Prime Minister Indira Gandhi, with Rajiv Gandhi and ND Tiwari in the background, inspects a model car before inaugurating the Maruti factory in Delhi on December 14, 1983
Maruti Udyog Ltd was incorporated on February 24, 1981, but its history can be traced back to 1971. Sanjay Gandhi launched Maruti Motors Ltd, a private company, which would design, manufacture and assemble small cars. The firm was dissolved in 1977, but later resurrected by Indira Gandhi under her nationalisation drive, paving the way for a new public sector entity that went on to become India’s largest passenger car manufacturer.
She handpicked the best talent from private and public sector enterprises to lead Maruti.
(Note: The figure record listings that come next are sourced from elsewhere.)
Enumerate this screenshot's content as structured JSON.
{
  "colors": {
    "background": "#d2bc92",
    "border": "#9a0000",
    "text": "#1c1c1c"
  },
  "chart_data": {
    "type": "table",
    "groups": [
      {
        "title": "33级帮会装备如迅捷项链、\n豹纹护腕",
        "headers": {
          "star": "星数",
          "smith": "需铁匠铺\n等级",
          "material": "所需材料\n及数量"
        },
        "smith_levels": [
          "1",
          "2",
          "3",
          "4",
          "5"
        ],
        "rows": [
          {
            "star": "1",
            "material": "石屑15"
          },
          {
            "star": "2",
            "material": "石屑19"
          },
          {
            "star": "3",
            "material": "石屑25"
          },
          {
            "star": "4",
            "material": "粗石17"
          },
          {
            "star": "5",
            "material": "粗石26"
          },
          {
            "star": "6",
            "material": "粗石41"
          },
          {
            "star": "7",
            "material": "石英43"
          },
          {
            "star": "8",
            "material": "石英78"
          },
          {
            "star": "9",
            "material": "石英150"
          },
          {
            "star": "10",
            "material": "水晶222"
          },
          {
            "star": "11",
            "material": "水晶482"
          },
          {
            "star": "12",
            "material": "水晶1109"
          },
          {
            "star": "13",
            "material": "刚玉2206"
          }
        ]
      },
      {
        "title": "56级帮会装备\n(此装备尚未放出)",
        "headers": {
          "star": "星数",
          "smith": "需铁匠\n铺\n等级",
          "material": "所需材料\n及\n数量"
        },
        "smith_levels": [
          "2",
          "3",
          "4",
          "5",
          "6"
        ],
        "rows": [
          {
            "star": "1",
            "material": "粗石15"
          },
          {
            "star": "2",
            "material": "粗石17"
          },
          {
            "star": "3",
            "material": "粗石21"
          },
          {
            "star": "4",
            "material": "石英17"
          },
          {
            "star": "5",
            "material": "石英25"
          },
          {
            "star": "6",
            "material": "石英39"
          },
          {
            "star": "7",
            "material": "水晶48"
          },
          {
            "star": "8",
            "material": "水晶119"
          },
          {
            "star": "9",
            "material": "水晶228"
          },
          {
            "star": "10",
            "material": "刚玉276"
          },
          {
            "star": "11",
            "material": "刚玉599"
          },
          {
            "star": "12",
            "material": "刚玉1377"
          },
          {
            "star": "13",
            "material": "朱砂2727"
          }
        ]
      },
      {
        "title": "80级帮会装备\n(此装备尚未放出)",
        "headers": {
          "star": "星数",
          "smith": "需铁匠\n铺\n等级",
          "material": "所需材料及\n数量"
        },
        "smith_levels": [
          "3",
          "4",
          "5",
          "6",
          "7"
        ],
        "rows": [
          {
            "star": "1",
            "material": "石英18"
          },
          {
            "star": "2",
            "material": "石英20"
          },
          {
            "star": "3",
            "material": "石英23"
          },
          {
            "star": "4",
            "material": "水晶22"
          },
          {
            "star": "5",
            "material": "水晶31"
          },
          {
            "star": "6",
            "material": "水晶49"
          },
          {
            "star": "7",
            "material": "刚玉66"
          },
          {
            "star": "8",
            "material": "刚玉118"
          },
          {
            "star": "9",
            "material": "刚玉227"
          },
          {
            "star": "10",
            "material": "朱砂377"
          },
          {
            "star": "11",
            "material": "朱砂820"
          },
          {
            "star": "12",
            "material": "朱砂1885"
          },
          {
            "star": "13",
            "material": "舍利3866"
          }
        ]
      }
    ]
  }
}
While Sumant Moolgaokar, legendary chairman of Telco (currently Tata Motors), was roped in as non-executive chairman, V Krishnamurthy, the man who turned around BHEL, was appointed vice chairman-cum-managing director.
After signing a joint venture agreement with Japanese auto major Suzuki Motor Corporation on October 2, 1982, Maruti successfully targeted the ‘middle-class’ population in India. It also signed a licence agreement on technology transfer between Maruti Udyog and Suzuki Motor Corp.
The company rolled out its first people’s car, Maruti 800, a 796 cc hatchback, in December 1983. The vehicle went on to rule Indian roads for two decades. With 44 percent market share, Maruti Suzuki today produces one passenger car every 12 seconds or 1.5 million vehicles a year.
“The start of Maruti heralded the era of high-end engineering, providing jobs in large numbers,” says FR Singhvi, joint managing director, Sansera Engineering Pvt Ltd, an auto components manufacturer. “More importantly, the finance for purchase of cars was first introduced by Maruti in the country through the banking network.”
Vikram Kirloskar, president, Society of Indian Automobile Manufacturers, adds: “Maruti brought about a change in manufacturing in India. Indian industry had gained skills in local content and the ability to make anything in small quantities.” He contrasts that with the fact that India exported more than half a million cars last year, a little more than China. That speaks of the progress made, he says.
“Thirty years ago, Maruti brought affordable and reliable ‘mobility for the masses’ with the launch of Maruti 800. Thanks to its initiative, the auto industry has emerged as a major contributor to the Indian economy, accounting for almost seven percent of the GDP,” says Navin Paul, executive vice president, Original Equipment Sales, automotive technology, Bosch India.